Publication: Solutions in a Flash!
Date/Volume/Issue: March 2019
It’s All Fun and Games Until a Loan Defaults
Saving for retirement is the responsible thing to do, but what happens if you need a little extra dough and the only “cash” you have is in your retirement account? A common feature many retirement plans have is participant loans. This sounds like a great idea to encourage employees to save for retirement by giving them a way to access their money if they need to. That’s the theory, anyway … until something goes wrong.
Let’s say Catherine would like to take a special vacation for her 40th birthday. It’s the big 4-0, so she decides to dip into her retirement savings to take this once-in-a-lifetime trip. She requests a loan from her retirement account, gets the money, and goes on this amazing vacation to Scotland. After her trip, she returns home happy and relaxed and completely forgets about the loan she took out. When her paycheck did not reflect the loan repayment, Catherine did not notice. Actually, Catherine completely forgets about the loan until she receives a notice from the plan’s recordkeeper at the end of the year, stating that it is issuing a Form 1099-R for the full amount of her loan due to lack of payment. Catherine storms into the HR Director’s office and asks why the payments were never taken from her paycheck. Apparently, while Catherine was on vacation, her company’s HR Director was also out on personal leave and the substitute did not set up the loan payments in the payroll system.
Why did the recordkeeper issue the Form 1099-R?
As a result of Catherine not making payments on her loan, she now has a deemed distribution in the amount of the loan, plus accrued interest. A deemed distribution treats the loan as a taxable distribution from the plan, requiring a Form 1099-R to be issued to report the income to the participant, but the participant is still obligated to repay the loan. The loan also remains a plan asset until such time as Catherine takes a distribution of her account and the loan is offset. Additionally, if Catherine is younger than 59 ½, an additional 10% early withdrawal penalty will apply. If the plan provides for a cure period, Catherine may have until the end of the calendar quarter following the calendar quarter in which the unpaid repayment was due to bring things up to date to avoid the deemed distribution. However, in this case, that time has passed. Because the failure to pay wasn’t corrected in time, Catherine has a deemed distribution that triggered the Form 1099-R.
What happens now?
The plan sponsor knows that it made an error by not initiating the loan repayment through payroll deduction. It now has three options:
- Tell Catherine, “Too bad;” she has to pay the taxes. She should have noticed the payments were not being taken out of her paycheck sooner.

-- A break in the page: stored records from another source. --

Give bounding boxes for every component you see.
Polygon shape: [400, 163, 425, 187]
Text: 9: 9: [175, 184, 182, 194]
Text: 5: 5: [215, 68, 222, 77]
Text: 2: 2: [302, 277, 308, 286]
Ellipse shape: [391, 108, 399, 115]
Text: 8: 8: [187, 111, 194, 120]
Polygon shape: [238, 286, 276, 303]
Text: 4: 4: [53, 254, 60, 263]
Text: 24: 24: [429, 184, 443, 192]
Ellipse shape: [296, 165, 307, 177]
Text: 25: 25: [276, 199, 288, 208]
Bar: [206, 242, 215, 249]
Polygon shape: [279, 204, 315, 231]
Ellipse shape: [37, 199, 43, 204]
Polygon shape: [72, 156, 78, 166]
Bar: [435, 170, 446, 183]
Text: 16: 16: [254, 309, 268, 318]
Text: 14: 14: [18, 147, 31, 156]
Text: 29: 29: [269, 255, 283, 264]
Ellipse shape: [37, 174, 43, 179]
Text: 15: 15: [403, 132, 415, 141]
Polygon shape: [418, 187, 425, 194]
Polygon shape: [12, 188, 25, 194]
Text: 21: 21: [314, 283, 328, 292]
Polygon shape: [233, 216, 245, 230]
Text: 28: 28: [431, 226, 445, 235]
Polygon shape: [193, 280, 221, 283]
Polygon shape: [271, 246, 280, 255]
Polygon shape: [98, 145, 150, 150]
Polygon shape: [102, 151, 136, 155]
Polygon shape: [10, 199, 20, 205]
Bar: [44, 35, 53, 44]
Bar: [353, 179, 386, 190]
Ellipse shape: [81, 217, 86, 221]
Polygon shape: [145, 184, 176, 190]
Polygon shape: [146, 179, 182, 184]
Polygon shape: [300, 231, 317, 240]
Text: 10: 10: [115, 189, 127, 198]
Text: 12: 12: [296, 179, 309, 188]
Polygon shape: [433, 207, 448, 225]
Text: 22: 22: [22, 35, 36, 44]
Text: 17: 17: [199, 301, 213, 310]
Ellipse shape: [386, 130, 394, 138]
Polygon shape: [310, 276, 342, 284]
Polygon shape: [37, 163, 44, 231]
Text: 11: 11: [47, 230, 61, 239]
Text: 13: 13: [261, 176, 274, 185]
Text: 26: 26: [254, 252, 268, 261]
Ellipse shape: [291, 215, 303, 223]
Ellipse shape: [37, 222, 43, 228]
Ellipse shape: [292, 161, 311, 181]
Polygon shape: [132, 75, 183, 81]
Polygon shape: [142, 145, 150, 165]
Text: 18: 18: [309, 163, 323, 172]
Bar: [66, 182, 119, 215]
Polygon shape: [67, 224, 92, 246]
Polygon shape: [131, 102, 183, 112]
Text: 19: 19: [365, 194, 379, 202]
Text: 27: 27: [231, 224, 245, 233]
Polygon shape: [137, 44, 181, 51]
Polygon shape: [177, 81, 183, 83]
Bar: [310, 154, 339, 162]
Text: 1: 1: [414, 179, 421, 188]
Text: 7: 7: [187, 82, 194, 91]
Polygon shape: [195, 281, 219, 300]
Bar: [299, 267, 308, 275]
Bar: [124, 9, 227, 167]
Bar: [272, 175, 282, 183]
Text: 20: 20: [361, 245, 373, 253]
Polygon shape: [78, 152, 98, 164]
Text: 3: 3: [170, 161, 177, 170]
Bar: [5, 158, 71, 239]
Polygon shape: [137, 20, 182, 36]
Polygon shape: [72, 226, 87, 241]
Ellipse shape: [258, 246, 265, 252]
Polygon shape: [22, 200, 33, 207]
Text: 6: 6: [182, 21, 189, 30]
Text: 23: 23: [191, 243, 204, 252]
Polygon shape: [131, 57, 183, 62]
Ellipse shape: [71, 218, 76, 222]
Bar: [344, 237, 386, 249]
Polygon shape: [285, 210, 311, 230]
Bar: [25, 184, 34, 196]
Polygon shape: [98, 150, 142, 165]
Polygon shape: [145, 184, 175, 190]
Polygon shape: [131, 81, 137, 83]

- Fix the failure through the IRS Employee Plans Compliance Resolution System (EPCRS) Voluntary Correction Program (“VCP”). As discussed in option 3 below, the plan sponsor can self-correct the failure. However, only by correcting the loan through VCP will the plan sponsor be able to apply to the Department of Labor’s Voluntary Fiduciary Correction Program and receive a ‘no action’ letter. This is a consideration that should be weighed when deciding if this method of correction is appropriate.
- As of April 2019, the plan sponsor may fix the failure through the EPCRS Self-Correction Program (“SCP”), using one of the following options:
- The participant can make a lump sum payment equal to the missed payments, plus accrued interest;
- The remaining balance of the loan, including accrued interest, may be reamortized over the remaining payment schedule of the original term of the loan (or an extended term not exceeding the maximum five-year repayment period); or
- A combination of either of the above methods.
The plan sponsor can pay the accrued interest as part of the correction outlined above to help make the situation right with the participant. Additionally, remember that even when a plan sponsor uses SCP, it is important to document that correction in a memo along with the supporting documentation showing the steps taken. This documentation should also be provided to the participant as they have been issued the Form 1099-R and may need it to explain why they may not have declared this income on their taxes.
How important is the VCP filing of the loan correction and the protection of the ability to go to the DOL under VFCP? In typical lawyer fashion, we need to say, “It depends.” On a practical basis, the effect of DOL involvement in a loan problem would be for it to declare the loan to be a prohibited transaction, raising the potential of excise taxes equal to 15% of the loan interest, pyramiding for all years during which the loan is outstanding. A VFCP filing forestalls this. There is also a very small possibility that the plan could be disqualified if a prohibited transaction loan is left unresolved.
In most cases, the potential excise tax liability for a single loan is not significant. However, there may be times where the risk and the liability are higher. If you are concerned, seek legal counsel.
Things to Keep in Mind
If a loan was taken and payments were never made, this may not be considered a bona fide loan. This could again raise the specter of DOL involvement and classification of such a loan as a prohibited transaction. In this circumstance, however, the risks and liabilities are higher than those discussed above, particularly if the borrower is an owner or other highly compensated employee. If that situation arises, seek legal advice.
Even though we now have the beautiful SCP option, it is important to help clients put in place procedures to process and track loans to avoid deemed distributions. You should also monitor loans you administer for your clients closely to catch loans before they go into default.